Pero durante esa primera despedida en el aeropuerto, yo solo quería sujetarla de la pierna y rogarle que no me abandonara. En comparación con aquella torpe joven de 17 años a la que le dije adiós, la mujer de 21 años que regresó a casa y, más tarde, de la universidad en Francia, parecía madura y desconocida.
Fue un viaje a Tofino, en abril de 2023 lo que nos ayudó a reconectar. Viajar siempre me sirvió para ver a Maia con más claridad. Pareciera como si después de quitar del medio aquello que resulta familiar, todo lo que queda es ella.
Mientras saboreábamos un plato de huevas de arenque sobre ramas de abeto, noté que su lema “probar de todo” no había cambiado.
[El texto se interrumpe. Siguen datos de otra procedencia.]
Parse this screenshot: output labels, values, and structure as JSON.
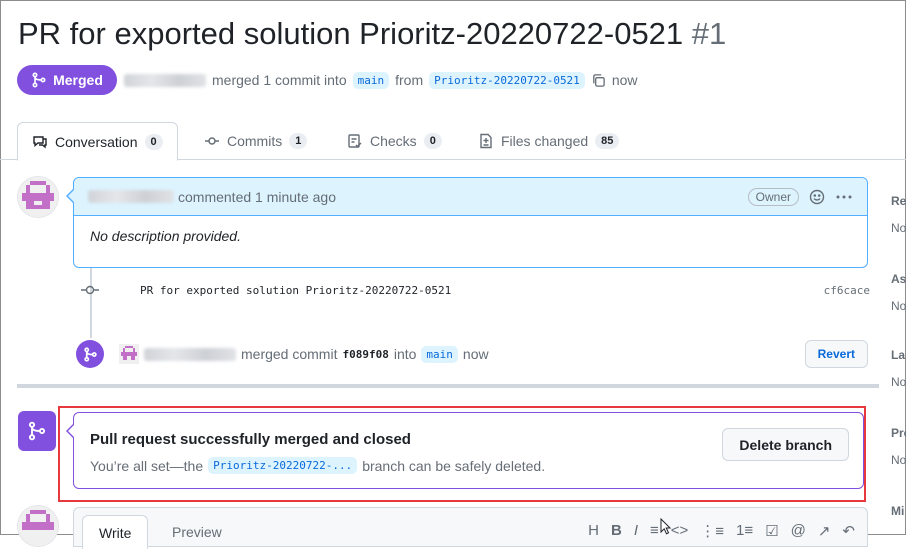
{
  "pr": {
    "title": "PR for exported solution Prioritz-20220722-0521",
    "number": "#1",
    "state": "Merged",
    "merged_text": "merged 1 commit into",
    "base_branch": "main",
    "from_text": "from",
    "head_branch": "Prioritz-20220722-0521",
    "time": "now"
  },
  "tabs": [
    {
      "label": "Conversation",
      "count": "0",
      "icon": "comment-icon"
    },
    {
      "label": "Commits",
      "count": "1",
      "icon": "commit-icon"
    },
    {
      "label": "Checks",
      "count": "0",
      "icon": "checklist-icon"
    },
    {
      "label": "Files changed",
      "count": "85",
      "icon": "file-diff-icon"
    }
  ],
  "comment": {
    "action": "commented 1 minute ago",
    "owner_badge": "Owner",
    "body": "No description provided."
  },
  "commit": {
    "message": "PR for exported solution Prioritz-20220722-0521",
    "sha": "cf6cace"
  },
  "merge_event": {
    "action": "merged commit",
    "sha": "f089f08",
    "into": "into",
    "branch": "main",
    "time": "now",
    "revert_label": "Revert"
  },
  "merged_box": {
    "title": "Pull request successfully merged and closed",
    "sub_prefix": "You’re all set—the",
    "branch": "Prioritz-20220722-...",
    "sub_suffix": "branch can be safely deleted.",
    "delete_label": "Delete branch"
  },
  "editor": {
    "write_label": "Write",
    "preview_label": "Preview",
    "toolbar": [
      "H",
      "B",
      "I",
      "≡",
      "<>",
      "⋮≡",
      "1≡",
      "☑",
      "@",
      "↗",
      "↶"
    ]
  },
  "sidebar": [
    {
      "heading": "Re",
      "value": "No"
    },
    {
      "heading": "As",
      "value": "No"
    },
    {
      "heading": "La",
      "value": "No"
    },
    {
      "heading": "Pro",
      "value": "No"
    },
    {
      "heading": "Mi",
      "value": ""
    }
  ],
  "colors": {
    "merged_purple": "#8250df",
    "link_blue": "#0969da",
    "highlight_red": "#e5393e"
  }
}
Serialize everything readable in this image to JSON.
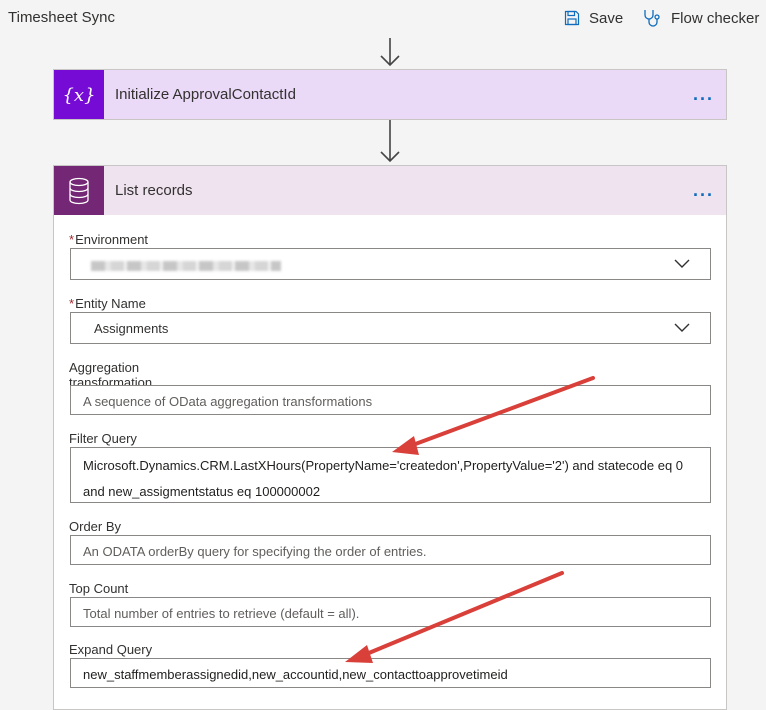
{
  "app": {
    "title": "Timesheet Sync",
    "save_label": "Save",
    "flow_checker_label": "Flow checker"
  },
  "init_card": {
    "icon": "variable-icon",
    "title": "Initialize ApprovalContactId",
    "more": "..."
  },
  "list_card": {
    "icon": "database-icon",
    "title": "List records",
    "more": "...",
    "fields": {
      "environment": {
        "label": "Environment",
        "required": "*"
      },
      "entity": {
        "label": "Entity Name",
        "required": "*",
        "value": "Assignments"
      },
      "aggregation": {
        "label": "Aggregation transformation",
        "placeholder": "A sequence of OData aggregation transformations"
      },
      "filter": {
        "label": "Filter Query",
        "line1": "Microsoft.Dynamics.CRM.LastXHours(PropertyName='createdon',PropertyValue='2') and statecode eq 0",
        "line2": "and new_assigmentstatus eq 100000002"
      },
      "order_by": {
        "label": "Order By",
        "placeholder": "An ODATA orderBy query for specifying the order of entries."
      },
      "top_count": {
        "label": "Top Count",
        "placeholder": "Total number of entries to retrieve (default = all)."
      },
      "expand": {
        "label": "Expand Query",
        "value": "new_staffmemberassignedid,new_accountid,new_contacttoapprovetimeid"
      }
    }
  },
  "colors": {
    "init_accent": "#770bd6",
    "list_accent": "#742774",
    "annotation_arrow": "#d9403a",
    "link_blue": "#0f6cbd"
  }
}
Sus ojos se llenaron de lágrimas al ver una conmovedora danza Tla-o-qui-aht acerca de la pérdida de identidad indígena que se realizó durante el naa uu, una celebración que incluye un increíble festín tradicional, y sentí que su compasión se había vuelto aún más profunda.
Al día siguiente, viajamos en barco al sendero Big Tree Trail en el Parque Tribal Wanachus-Hilthuuis. Bajo la sombra de imponentes abetos, píceas y cedros, ella escuchaba al cuidador, un representante que administra el terreno según las leyes indígenas tradicionales y contemporáneas, contar la historia de la “Guerra en el bosque”, una serie de bloqueos organizados por poblaciones indígenas en la década de 1980 y 1990 con el fin de detener la tala de árboles en el área cercana de Clayoquot Sound, en el norte de Tofi no.
Al observar aquellos árboles antiguos y luego a mí, Maia recordó algunas de las historias que yo le contaba sobre las protestas a las que había asistido cuando tenía su edad para salvar los bosques. Podía ver cómo mi propia imagen se volvía nítida ante ella, no solo como su madre sino como par, como compañera de viaje. Ella sujetó mi mano y yo esperé a que hablara, pero simplemente caminamos entre los árboles, absorbiendo el momento y gestando un nuevo recuerdo.